No government in Canada has used back-to-work legislation since 2015, when the Supreme Court of Canada ruled that the right to strike is protected by the Constitution, says Ottawa labour lawyer Paul Champ.
"No one has tried it," he says. "I'm sure government lawyers across the country have looked at it and decided to step away, and I'd be interested to see if New Brunswick thinks somehow that they can get away with it."
The 2015 ruling quashed the Saskatchewan government's attempt to unilaterally decide which unionized workers were essential and then ban them from striking.
"The right to strike is an essential part of a meaningful collective bargaining process in our system of labour relations," it said. "It is an indispensable component of that right."
Champ says that means any government seeking to restrict that right "is going to have an uphill battle to try to justify it."

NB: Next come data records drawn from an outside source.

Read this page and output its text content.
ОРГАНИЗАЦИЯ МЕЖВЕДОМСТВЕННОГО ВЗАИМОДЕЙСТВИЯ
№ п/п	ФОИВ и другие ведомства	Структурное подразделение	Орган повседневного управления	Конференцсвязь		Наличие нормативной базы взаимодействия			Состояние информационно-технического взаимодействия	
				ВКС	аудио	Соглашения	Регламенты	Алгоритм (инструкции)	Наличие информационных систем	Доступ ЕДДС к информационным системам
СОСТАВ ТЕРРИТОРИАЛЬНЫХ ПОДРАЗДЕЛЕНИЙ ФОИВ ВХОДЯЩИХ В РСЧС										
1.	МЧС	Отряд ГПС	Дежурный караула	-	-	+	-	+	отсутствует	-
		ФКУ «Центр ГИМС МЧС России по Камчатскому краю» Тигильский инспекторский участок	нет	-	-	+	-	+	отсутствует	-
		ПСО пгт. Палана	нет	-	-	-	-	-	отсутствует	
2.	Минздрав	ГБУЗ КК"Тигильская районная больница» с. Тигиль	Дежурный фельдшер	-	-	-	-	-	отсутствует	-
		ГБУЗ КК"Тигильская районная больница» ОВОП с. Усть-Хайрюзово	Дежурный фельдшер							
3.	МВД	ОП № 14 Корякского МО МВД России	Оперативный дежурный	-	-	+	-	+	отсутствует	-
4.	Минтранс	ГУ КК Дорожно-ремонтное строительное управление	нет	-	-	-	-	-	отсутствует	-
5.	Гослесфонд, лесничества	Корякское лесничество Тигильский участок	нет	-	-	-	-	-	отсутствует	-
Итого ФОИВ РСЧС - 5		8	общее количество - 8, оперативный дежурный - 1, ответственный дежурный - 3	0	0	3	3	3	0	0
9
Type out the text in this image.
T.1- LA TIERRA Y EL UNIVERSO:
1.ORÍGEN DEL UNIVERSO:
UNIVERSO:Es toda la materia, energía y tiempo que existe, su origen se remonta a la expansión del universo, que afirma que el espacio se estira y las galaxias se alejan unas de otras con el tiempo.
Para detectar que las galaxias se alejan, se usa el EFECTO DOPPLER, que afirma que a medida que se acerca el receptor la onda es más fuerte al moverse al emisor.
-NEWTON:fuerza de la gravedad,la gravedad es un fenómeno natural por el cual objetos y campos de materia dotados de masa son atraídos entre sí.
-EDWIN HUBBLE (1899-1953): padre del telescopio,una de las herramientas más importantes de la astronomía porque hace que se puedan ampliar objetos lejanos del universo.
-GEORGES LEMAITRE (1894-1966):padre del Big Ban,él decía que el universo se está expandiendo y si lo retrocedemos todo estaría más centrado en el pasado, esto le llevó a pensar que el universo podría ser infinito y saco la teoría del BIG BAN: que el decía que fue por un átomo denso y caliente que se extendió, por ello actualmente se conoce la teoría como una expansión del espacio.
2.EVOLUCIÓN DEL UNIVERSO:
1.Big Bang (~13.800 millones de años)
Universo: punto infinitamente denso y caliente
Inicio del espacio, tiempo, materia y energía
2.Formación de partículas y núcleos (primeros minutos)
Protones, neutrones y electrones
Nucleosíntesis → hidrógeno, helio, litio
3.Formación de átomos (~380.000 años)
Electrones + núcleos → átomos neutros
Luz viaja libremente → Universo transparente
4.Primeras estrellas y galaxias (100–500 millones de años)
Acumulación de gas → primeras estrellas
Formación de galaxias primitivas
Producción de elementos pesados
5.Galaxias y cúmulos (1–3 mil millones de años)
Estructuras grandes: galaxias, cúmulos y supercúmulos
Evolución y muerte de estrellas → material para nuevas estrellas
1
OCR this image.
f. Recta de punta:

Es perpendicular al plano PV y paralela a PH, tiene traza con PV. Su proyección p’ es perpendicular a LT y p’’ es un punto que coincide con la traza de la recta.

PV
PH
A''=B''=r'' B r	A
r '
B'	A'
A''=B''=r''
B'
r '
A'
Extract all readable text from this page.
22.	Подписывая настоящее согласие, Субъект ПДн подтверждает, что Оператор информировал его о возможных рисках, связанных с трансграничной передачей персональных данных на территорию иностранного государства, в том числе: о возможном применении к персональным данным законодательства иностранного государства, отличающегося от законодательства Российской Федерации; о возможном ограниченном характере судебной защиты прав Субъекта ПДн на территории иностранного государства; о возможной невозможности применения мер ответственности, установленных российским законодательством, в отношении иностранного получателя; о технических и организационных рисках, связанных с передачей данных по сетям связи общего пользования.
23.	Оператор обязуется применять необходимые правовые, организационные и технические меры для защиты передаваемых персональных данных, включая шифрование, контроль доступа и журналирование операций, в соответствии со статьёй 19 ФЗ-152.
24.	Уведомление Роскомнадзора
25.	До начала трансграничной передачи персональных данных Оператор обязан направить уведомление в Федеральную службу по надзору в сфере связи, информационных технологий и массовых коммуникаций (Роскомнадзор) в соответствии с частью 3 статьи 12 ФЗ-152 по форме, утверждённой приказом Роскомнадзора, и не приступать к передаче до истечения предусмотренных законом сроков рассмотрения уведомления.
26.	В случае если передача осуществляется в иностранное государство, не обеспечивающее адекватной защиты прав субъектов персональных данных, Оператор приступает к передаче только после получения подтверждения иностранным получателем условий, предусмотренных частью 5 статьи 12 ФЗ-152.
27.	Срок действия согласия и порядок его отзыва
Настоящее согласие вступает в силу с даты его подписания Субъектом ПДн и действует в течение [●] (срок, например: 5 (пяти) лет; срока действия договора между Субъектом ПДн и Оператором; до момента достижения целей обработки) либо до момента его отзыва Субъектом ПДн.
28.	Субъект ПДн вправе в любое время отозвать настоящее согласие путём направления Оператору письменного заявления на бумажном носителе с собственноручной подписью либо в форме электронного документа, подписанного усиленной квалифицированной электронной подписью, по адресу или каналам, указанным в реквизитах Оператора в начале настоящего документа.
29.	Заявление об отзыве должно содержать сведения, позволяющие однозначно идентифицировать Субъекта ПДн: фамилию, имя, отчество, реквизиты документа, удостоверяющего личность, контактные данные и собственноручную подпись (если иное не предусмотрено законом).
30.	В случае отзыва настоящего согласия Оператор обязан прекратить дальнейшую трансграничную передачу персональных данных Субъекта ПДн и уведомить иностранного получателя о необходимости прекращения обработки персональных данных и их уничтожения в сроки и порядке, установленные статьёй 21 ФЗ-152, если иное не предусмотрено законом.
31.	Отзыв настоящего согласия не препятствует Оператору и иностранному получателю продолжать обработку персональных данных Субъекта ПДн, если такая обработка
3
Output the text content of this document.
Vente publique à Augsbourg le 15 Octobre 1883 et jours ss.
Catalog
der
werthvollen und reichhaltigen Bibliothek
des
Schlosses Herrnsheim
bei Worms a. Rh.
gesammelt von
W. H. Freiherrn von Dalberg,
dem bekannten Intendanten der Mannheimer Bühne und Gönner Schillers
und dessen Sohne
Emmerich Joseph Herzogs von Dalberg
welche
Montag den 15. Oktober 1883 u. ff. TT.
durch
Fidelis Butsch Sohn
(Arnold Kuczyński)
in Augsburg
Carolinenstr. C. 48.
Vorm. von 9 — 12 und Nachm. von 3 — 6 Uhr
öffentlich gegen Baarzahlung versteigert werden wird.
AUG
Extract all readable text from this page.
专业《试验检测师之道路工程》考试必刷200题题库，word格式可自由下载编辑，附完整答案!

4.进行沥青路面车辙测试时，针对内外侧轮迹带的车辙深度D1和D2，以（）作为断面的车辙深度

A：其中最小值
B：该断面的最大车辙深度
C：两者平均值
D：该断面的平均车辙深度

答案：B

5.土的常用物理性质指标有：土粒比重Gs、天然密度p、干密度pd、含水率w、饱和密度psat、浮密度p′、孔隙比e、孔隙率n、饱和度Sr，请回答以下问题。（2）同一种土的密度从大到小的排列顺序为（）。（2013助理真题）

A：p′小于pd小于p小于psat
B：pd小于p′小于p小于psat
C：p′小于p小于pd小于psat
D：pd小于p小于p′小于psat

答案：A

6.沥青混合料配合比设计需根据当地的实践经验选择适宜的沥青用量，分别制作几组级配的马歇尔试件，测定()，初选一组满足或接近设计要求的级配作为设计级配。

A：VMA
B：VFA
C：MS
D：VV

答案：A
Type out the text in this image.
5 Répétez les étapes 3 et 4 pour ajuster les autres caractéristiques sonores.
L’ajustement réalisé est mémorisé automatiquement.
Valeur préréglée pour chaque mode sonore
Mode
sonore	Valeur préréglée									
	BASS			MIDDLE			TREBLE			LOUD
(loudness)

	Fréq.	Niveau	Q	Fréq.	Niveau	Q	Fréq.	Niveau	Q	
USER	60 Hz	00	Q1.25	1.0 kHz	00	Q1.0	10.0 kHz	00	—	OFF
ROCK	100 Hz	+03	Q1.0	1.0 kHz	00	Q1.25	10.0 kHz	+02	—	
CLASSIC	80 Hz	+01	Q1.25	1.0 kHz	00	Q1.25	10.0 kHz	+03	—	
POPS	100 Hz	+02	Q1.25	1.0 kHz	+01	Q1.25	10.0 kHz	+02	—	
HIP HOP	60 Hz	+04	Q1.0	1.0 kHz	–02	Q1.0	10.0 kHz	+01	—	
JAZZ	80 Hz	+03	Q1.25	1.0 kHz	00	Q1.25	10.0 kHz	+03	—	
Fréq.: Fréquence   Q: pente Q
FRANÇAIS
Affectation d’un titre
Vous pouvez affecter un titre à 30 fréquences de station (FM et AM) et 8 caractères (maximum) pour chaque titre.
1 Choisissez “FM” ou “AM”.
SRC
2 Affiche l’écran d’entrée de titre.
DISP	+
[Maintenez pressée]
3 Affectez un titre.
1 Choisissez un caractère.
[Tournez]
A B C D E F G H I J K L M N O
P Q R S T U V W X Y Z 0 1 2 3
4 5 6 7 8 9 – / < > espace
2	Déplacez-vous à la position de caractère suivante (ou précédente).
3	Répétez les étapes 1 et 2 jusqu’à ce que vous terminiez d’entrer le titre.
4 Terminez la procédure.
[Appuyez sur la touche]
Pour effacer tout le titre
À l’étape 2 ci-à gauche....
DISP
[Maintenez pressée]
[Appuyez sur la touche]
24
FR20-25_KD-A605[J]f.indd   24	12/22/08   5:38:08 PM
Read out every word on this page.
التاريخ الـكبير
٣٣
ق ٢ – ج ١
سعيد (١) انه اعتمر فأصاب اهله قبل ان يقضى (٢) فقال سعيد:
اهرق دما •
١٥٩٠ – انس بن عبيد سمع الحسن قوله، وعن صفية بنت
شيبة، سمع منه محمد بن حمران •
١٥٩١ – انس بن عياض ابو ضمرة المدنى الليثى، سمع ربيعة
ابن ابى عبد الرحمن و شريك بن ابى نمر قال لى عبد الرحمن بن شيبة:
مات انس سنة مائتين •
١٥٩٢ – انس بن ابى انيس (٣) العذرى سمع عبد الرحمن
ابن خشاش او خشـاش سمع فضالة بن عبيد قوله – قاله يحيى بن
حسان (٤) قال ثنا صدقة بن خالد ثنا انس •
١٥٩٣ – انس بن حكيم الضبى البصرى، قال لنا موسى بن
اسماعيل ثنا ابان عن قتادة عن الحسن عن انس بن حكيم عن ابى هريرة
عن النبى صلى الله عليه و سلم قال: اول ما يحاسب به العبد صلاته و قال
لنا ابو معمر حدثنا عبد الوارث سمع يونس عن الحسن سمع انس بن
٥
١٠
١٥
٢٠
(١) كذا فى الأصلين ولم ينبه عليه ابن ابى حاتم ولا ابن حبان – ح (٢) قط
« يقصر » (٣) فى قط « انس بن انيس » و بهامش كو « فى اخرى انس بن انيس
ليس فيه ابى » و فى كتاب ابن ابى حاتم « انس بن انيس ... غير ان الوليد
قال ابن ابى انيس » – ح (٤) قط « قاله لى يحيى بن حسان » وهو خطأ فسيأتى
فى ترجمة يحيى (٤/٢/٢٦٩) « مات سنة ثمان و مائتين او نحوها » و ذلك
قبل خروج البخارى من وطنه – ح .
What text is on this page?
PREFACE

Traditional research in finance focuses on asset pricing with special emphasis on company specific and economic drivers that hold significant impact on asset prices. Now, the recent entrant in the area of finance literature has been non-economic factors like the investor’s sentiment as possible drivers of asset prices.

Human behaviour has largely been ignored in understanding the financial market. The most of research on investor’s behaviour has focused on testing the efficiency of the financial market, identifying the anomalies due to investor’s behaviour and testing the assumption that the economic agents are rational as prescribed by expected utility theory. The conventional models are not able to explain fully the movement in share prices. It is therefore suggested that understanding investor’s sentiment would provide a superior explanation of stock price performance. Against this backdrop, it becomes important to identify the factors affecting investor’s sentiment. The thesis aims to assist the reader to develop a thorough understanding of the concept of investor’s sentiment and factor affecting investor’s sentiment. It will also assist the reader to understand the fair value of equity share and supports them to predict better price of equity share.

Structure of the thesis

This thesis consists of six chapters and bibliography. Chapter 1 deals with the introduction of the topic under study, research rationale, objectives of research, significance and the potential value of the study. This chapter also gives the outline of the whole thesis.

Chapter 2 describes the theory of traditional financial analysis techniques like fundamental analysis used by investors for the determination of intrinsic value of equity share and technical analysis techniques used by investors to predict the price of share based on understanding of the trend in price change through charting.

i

Another obstacle is timing.
The government swept away one time-gobbling obstacle Monday by cancelling the speech from the throne scheduled for Tuesday.
That also means no Official Opposition reply to the speech Thursday, freeing up two days for regular business.
"Not having a throne speech does give us additional flexibility that allows us to move quicker as needed," Higgs said Monday, though he said there would be no bill introduced Tuesday.
Still, any bill must be read and voted on three times and must also go through a committee review.
And under the legislature's rules, each of those four steps must happen on a different sitting day.